Unfortunately the practice of showing the latter slice runs along that of showing the whole bars, so a better convention to distinguish the two would be beneficial.
For example, "breaking" the bars (on the left side), similarly to when some bars run too far on the right side. I.e.:
| ==//====|
| ==//========|
| ==//===|
+----------------
...which is not uncommon practice already.After having formulated an idea, do you put it on your intellectual bench and re-examine it, purposefully, analytically? Well, that is more than plain pattern matching over intellectual keys - it is procedural.
And what about those intellectual keys or «schemas», how are they generated? Through a verification, consolidation that is further to the original (pattern matching) intuition.
Can you show conclusively that LLMs can't do this or don't already do this to some degree?
I have skimmed through another relevant piece today: it seems we are not proceeding with adequate pace with the interpretation of the internals, with the gained "transparency" of the architecture...
It's a subject of active research the extent LLM "reasoning" really is reasoning similar to humans, or something of a strictly weaker class entirely.
Personally I'm of the opinion human reasoning is really just "pattern matching", but we're also still waiting for the cognitive scientists to give us an answer on that one.
There are more interpretations of "pattern matching".
Of course it seems a fundamental component of generating ideas, but then those ideas are put - by intellectuals - on a bench and criticized actively. The two activities have important differences. First you look and go "they seem four", but then you count to be sure.

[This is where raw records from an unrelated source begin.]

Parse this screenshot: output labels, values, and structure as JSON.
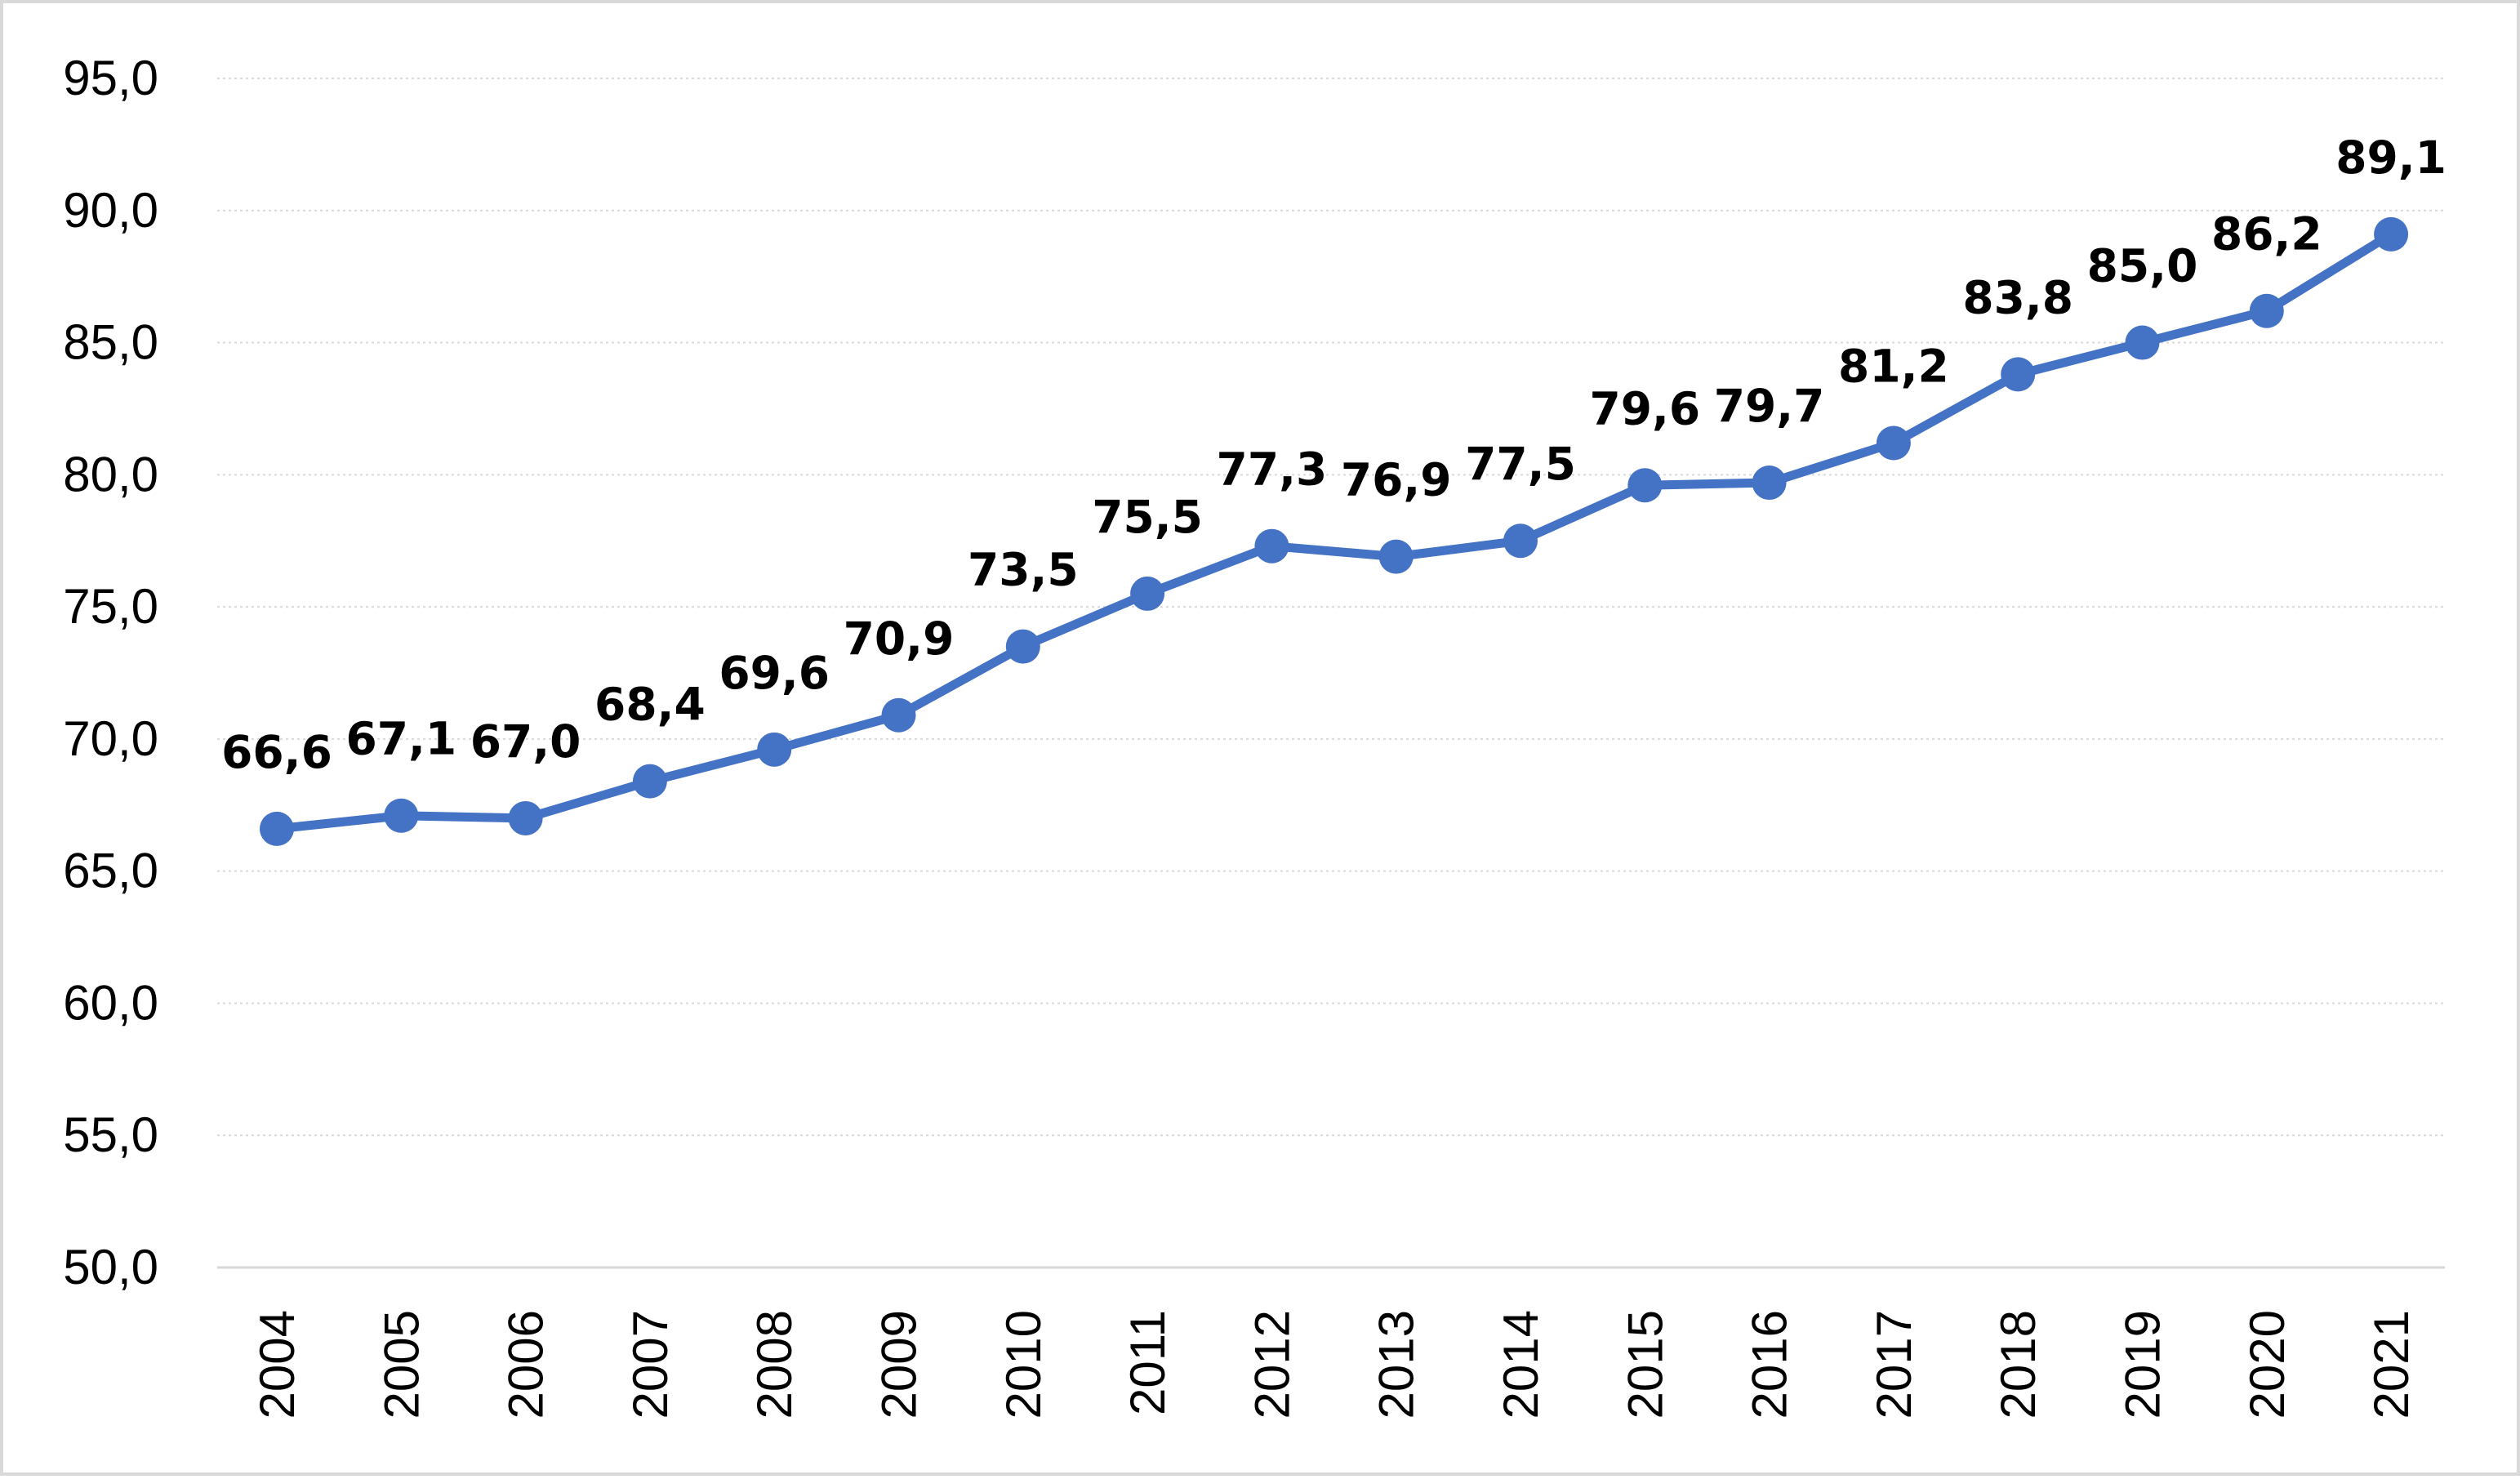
{
  "chart_data": {
    "type": "line",
    "categories": [
      "2004",
      "2005",
      "2006",
      "2007",
      "2008",
      "2009",
      "2010",
      "2011",
      "2012",
      "2013",
      "2014",
      "2015",
      "2016",
      "2017",
      "2018",
      "2019",
      "2020",
      "2021"
    ],
    "series": [
      {
        "values": [
          66.6,
          67.1,
          67.0,
          68.4,
          69.6,
          70.9,
          73.5,
          75.5,
          77.3,
          76.9,
          77.5,
          79.6,
          79.7,
          81.2,
          83.8,
          85.0,
          86.2,
          89.1
        ],
        "data_labels": [
          "66,6",
          "67,1",
          "67,0",
          "68,4",
          "69,6",
          "70,9",
          "73,5",
          "75,5",
          "77,3",
          "76,9",
          "77,5",
          "79,6",
          "79,7",
          "81,2",
          "83,8",
          "85,0",
          "86,2",
          "89,1"
        ],
        "color": "#4472c4"
      }
    ],
    "y_ticks": [
      50,
      55,
      60,
      65,
      70,
      75,
      80,
      85,
      90,
      95
    ],
    "y_tick_labels": [
      "50,0",
      "55,0",
      "60,0",
      "65,0",
      "70,0",
      "75,0",
      "80,0",
      "85,0",
      "90,0",
      "95,0"
    ],
    "ylim": [
      50,
      95
    ],
    "title": "",
    "xlabel": "",
    "ylabel": "",
    "grid": "horizontal-dotted",
    "legend": "none",
    "gridline_color": "#d9d9d9",
    "axis_color": "#d9d9d9"
  }
}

The second part is absolutely critical to determine a well working reasoner.
LLAMA can be trusted to summarize and format information, and some of the other models can be OK coding assistances, but when I was showing Ollama off to a friend I struggled to think of anything useful other than a party trick of "yup that's what is in the picture".
Obviously it would be useful to blind people, but the hard part is using it for something where the person could just look at the picture. Possibly could be used on a security camera and combined with a basic keyword alert, but I imagine there's a lot of false positives and false negatives.